The crowd here definitely leans to an older demographic, although one can’t help but suspect that Wrembel’s audience will widen when the jam crowd learns about what’s going on here. The band delivers a number of space jazz improv jams, and Wrembel also comments on a variety of intriguing spiritual concepts. This includes a little commentary on Buddhism, where he speaks of everything being a cycle as way of introducing “The Edge”. This one has more of a old school Django Reinhardt toe-tapping flavor as the set continues in a delightful fashion. This is followed by the melancholy “Tsunami”, which Wrembel says was inspired by watching the footage of last year’s cataclysmic tidal wave disaster in Japan. These are the first four songs from Origins and display a diverse sonic sensibility.

Then Wrembel dips back to his first album for a song he says was inspired by a club in New York City that the band played at every week for ten years, where they had the opportunity to stretch out and explore.

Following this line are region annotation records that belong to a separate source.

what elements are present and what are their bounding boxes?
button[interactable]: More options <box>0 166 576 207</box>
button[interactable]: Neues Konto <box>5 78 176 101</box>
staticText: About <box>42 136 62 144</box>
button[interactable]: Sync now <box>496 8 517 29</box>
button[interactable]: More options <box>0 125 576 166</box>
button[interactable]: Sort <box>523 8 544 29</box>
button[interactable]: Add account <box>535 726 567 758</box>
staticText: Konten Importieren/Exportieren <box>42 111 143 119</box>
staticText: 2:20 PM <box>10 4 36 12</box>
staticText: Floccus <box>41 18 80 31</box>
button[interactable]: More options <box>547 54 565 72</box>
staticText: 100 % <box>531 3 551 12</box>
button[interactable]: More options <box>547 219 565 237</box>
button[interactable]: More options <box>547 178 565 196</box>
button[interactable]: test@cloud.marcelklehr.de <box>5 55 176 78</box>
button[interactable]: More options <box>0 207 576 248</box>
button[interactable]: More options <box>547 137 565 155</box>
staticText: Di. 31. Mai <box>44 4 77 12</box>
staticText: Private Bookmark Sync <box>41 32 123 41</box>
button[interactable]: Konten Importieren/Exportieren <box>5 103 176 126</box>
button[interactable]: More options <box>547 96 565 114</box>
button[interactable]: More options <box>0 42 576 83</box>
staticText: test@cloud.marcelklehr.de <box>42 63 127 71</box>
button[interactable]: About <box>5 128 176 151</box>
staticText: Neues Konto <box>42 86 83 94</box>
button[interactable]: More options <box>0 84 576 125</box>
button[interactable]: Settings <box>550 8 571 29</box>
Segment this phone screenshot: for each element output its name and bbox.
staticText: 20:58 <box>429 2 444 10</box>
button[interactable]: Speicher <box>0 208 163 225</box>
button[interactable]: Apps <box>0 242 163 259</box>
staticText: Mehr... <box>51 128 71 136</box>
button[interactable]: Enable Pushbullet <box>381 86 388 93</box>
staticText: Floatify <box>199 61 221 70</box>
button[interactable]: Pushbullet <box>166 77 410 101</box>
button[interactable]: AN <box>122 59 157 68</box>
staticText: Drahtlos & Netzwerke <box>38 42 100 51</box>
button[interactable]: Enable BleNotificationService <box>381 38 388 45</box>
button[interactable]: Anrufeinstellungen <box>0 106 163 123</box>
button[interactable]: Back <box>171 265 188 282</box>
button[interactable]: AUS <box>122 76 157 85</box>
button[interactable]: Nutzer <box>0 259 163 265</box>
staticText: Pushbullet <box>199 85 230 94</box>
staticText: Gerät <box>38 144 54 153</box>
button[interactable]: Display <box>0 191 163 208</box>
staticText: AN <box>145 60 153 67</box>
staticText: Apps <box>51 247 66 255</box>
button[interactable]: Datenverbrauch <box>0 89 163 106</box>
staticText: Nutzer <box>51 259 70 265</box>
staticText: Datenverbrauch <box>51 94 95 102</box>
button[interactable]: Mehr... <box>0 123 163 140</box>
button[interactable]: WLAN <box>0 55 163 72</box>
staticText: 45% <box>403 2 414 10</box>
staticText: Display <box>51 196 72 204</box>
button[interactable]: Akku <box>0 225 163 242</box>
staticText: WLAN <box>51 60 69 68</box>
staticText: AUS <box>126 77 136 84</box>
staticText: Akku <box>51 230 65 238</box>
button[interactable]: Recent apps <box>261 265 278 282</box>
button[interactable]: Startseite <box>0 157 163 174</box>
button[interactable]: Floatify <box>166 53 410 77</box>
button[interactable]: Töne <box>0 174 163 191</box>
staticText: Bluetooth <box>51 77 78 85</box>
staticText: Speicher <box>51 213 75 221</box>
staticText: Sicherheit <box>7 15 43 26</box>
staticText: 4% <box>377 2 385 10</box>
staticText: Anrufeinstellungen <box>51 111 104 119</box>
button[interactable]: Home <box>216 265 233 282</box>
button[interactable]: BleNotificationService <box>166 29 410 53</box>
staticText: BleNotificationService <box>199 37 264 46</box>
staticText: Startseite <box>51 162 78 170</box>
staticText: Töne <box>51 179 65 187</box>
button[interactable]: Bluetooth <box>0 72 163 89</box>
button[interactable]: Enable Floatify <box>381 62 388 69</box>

This leads to some more great jazzy jamming and interplay. “Back to the Light” and “The Child’s Dream” keep the set flowing, with Wrembel implying that he even remembers being born. Wrembel goes on to note how “The Selfish Gene” was inspired by a scientific book of the same name for “non-scientists” that he calls a “life changer”, by Richard Dawkins. It’s another upbeat tune with fluid riffing as Wrembel zips around the fretboard.

Wrembel introduces “Voyager” as a tribute to legendary astronomer Carl Sagan, whom he compliments as able to translate the wonders of the world into words, forcing us to question our place in the universe. This is also something that great music can do, taking the listener on a journey into metaphysical energies that can uplift the soul or lead to new revelations and pathways of discovery. This might seem like a lost art if one were to judge only by mainstream music. But it’s alive and well in the jam rock scene and it’s refreshing to see an artist like Wrembel keeping the tradition alive in the jazz sphere.

“Voyager” is one of the highlights of the Origins album and of the show, as the musical explorations do indeed seem to take the listener on a thought provoking journey into the nature of the cosmos. Maybe the margaritas and bourbon smashes are partly responsible, but it does feel almost as if the audience has been transported to a spacecraft for a little cosmic sightseeing. There’s also a great drum jam where the percussionists are left to do their thing as a dynamic duo.

“San Diego is a beautiful city and I hope you are happy here, otherwise something is wrong with you,” Wrembel says playfully at encore time before he leads the band through another tune to end the show. San Diego is a nice city with almost perfect weather throughout much of the year, although the local music scene does tend to lag well behind Los Angeles and San Francisco. But it’s hard to think of a better way to enjoy a gypsy jazz show than outdoors at The Cosmopolitan on a gorgeous summer night in Old Town.